I suppose in a way that’s what Woods do too, combining songs which could have been written in the first summer of psychedelia with tape effects and home recording. But the way they pull it off is much more fully realised, creating a whole aesthetic with their cover art and self-run record label as well as with the music. There’s also the fact that Jeremy Earl, guitarist and songwriter, can really sing, a high keening falsetto which sounds like no-one in modern music as much as it does Richard Manuel of The Band. In fact, The Band as of about 1967 is the comparison that really leaps to mind with Woods in their more song-based phases: the frantic, brittle guitar solos on latest album highlight (and one of the best songs of the gig) ‘Blood Dries Darker’ could easily have been played by Robbie Robertson, and the overlapping harmony vocals work together like Manuel’s with Rick Danko. The whole way they approach performing live, too, feels like a basement jam session: instruments are swapped, people come onstage to play a few songs before leaving, arrangements are worked out on the fly (I’m pretty sure from the way he was talking to the guitarist that the drummer had never played the encore song before). But they manage to pull it off with such stylistic coherence that it never gets self-indulgent.

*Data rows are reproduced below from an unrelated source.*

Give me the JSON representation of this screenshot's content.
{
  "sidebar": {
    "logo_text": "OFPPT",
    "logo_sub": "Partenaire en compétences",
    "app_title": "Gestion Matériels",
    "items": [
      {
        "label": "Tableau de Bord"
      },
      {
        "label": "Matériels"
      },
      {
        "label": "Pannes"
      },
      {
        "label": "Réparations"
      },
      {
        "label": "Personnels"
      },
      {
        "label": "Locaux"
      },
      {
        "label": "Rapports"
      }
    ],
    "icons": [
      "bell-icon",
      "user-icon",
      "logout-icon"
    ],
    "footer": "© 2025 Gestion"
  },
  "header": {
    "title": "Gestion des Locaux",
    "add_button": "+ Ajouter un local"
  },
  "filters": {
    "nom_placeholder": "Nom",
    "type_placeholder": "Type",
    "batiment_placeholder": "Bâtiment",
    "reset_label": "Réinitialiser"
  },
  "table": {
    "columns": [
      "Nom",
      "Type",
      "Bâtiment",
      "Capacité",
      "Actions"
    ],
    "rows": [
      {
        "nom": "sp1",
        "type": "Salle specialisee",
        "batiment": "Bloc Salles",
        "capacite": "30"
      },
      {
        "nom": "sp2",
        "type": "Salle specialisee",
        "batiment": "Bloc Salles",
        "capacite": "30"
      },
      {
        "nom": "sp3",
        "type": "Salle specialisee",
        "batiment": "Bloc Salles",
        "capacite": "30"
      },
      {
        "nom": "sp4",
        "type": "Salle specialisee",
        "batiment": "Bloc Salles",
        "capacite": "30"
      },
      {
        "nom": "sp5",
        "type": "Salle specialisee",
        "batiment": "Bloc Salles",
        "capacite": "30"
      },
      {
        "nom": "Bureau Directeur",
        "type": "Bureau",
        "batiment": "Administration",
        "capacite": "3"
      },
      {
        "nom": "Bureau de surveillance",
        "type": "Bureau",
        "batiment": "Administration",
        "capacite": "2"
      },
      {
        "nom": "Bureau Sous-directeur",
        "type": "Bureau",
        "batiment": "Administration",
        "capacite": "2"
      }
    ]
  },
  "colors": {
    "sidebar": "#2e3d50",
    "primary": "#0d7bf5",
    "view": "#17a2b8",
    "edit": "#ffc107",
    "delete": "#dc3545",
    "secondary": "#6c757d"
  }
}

More so than either of the other bands playing (which I guess is what you want from headliners) Woods manage to actually engage with musical tradition, and add their own spin to the classic sounds they borrow. A lot of that’s due to tape operator G Lucas Crane, who fleshed out the sparse arrangements with subtle loops and harmony vocals, getting his fuzzy, tinny vocal tone by singing through one ear of the pair of headphones which he wears over his face like a mask. Only a couple of times the noise really made itself felt, invading the songs and twisting them out of shape, but it didn’t need to. Mostly this gig was Woods in pastoral acoustic mode, concentrating the crowd’s attention on Earl’s guitar and voice. Live, stripped of some of the sound collages and tape hiss which colour their records, they sounded more open and sunny, which favoured the more poppy end of their songs (‘Suffering Season’, also from the most recent album At Echo Lake, was another highlight). It’s a shame to miss some of the darker and more mysterious elements of the sound (although they did play the long psych jam ‘September with Pete’), but it worked well live.

Walking out of the venue at the end into the cold streets of Shepherd’s Bush felt slightly strange, like being pulled back into the present from the timeless and comfortable cocoon Woods create. But for that hour, you could forget you were in London in March and get lost in their atmospherics. And isn’t that enough from a pop band?